On 11 December 1954, Wells again broke the New Zealand high jump record at Papakura, Auckland, with a jump of 6 ft 7+1/2 in. This was to be the highest jump of his career, which equalled the British high jump record set by Alan Paterson on 2 August 1947.

It was 14 years before the New Zealand record was broken by William R. (Bill) Speirs on 1 March 1969, with a leap of 6 ft 8 in. A year earlier, on 13 January 1968, Arthur W Jordan of Auckland had cleared 6 ft 7+3/4 in, but was unable to claim the record because of a technical mistake.

===National champion===
Wells was New Zealand national high jump champion seven times, starting with the 1950–1951 season. He did not defend his title the next season, instead returning to England in a successful attempt to represent Great Britain at the 1952 Olympics in Helsinki, but then had a straight run of six titles from the 1952–1953 season, through to the 1957–1958 season.

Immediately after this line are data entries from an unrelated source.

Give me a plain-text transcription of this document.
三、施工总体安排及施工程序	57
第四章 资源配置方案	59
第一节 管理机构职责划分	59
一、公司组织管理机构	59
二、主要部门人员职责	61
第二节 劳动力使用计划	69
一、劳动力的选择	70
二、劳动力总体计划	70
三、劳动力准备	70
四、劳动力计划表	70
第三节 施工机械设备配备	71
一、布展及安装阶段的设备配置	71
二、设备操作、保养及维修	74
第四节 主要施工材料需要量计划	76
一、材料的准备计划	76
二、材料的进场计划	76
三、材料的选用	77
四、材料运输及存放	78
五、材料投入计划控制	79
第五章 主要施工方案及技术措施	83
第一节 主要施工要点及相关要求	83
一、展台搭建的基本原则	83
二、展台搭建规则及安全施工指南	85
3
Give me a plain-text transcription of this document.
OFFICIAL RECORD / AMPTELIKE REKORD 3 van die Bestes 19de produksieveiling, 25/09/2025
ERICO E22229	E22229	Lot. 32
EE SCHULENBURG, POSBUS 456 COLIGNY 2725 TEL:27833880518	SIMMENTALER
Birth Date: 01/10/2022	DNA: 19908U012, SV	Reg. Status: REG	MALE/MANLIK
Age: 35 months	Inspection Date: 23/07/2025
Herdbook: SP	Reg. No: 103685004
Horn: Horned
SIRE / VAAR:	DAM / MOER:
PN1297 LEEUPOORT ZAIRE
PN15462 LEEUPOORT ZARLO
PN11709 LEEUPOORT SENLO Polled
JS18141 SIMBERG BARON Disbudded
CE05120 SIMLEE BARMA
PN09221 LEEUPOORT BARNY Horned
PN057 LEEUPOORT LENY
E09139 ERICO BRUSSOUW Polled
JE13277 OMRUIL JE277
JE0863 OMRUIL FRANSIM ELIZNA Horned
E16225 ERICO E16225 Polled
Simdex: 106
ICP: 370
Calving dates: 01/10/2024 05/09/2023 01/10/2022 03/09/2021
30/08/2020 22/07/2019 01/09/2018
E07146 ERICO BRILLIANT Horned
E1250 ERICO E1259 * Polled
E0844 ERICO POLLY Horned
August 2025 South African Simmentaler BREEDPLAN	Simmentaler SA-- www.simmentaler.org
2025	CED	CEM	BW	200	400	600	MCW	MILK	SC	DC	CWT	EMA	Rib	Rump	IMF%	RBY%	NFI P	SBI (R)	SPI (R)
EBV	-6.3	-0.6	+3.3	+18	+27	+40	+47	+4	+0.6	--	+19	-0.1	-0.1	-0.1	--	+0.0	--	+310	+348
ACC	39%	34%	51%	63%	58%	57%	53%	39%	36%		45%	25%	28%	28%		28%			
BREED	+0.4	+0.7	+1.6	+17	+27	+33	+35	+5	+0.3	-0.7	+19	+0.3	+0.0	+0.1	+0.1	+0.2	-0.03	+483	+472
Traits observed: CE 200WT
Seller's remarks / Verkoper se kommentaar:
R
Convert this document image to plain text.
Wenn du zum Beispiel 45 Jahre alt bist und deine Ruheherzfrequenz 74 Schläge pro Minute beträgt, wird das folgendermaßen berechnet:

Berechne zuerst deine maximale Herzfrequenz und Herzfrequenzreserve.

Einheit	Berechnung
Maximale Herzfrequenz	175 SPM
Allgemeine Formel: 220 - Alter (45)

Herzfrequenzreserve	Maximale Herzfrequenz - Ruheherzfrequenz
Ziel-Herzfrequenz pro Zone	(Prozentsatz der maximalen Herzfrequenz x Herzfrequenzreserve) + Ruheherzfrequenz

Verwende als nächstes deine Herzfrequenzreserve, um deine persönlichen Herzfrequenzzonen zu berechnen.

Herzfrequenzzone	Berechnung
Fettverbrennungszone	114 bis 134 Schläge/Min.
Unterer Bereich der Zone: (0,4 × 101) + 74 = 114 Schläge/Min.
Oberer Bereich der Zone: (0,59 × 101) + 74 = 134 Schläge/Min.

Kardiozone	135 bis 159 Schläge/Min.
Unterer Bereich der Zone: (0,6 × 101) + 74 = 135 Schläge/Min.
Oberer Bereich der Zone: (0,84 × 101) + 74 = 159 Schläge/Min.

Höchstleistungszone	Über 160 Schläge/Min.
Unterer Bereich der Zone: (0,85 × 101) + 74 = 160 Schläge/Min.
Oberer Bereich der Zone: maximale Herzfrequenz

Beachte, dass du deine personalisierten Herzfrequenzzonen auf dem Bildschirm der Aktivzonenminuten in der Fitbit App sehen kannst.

| Season | Position | Height | Venue | Representing |
|---|---|---|---|---|
| 1950–51 | 1st | 6 ft 4 in (1.93 m) | Wellington | Canterbury |
| 1951–52 | Did not defend title |  |  |  |
| 1952–53 | 1st | 6 ft 3 in (1.91 m) | Dunedin | Canterbury |
| 1953–54 | 1st | 6 ft 1 in (1.85 m) | Hamilton | Canterbury |
| 1954–55 | 1st | 6 ft 5 in (1.96 m) | Auckland | Auckland |
| 1955–56 | 1st | 6 ft 7 in (2.01 m) | Christchurch | Canterbury |
| 1956–57 | 1st | 6 ft 1 in (1.85 m) | Napier | Canterbury |
| 1957–58 | 1st | 6 ft 5 in (1.96 m) | Lower Hutt | Canterbury |

== Jumping technique – the Western roll ==
Wells used the Western roll jumping technique.

Peter Heidenstrom, athletics commentator and historian, described Wells' Western roll as "finely controlled, precise, a beautiful thing to watch".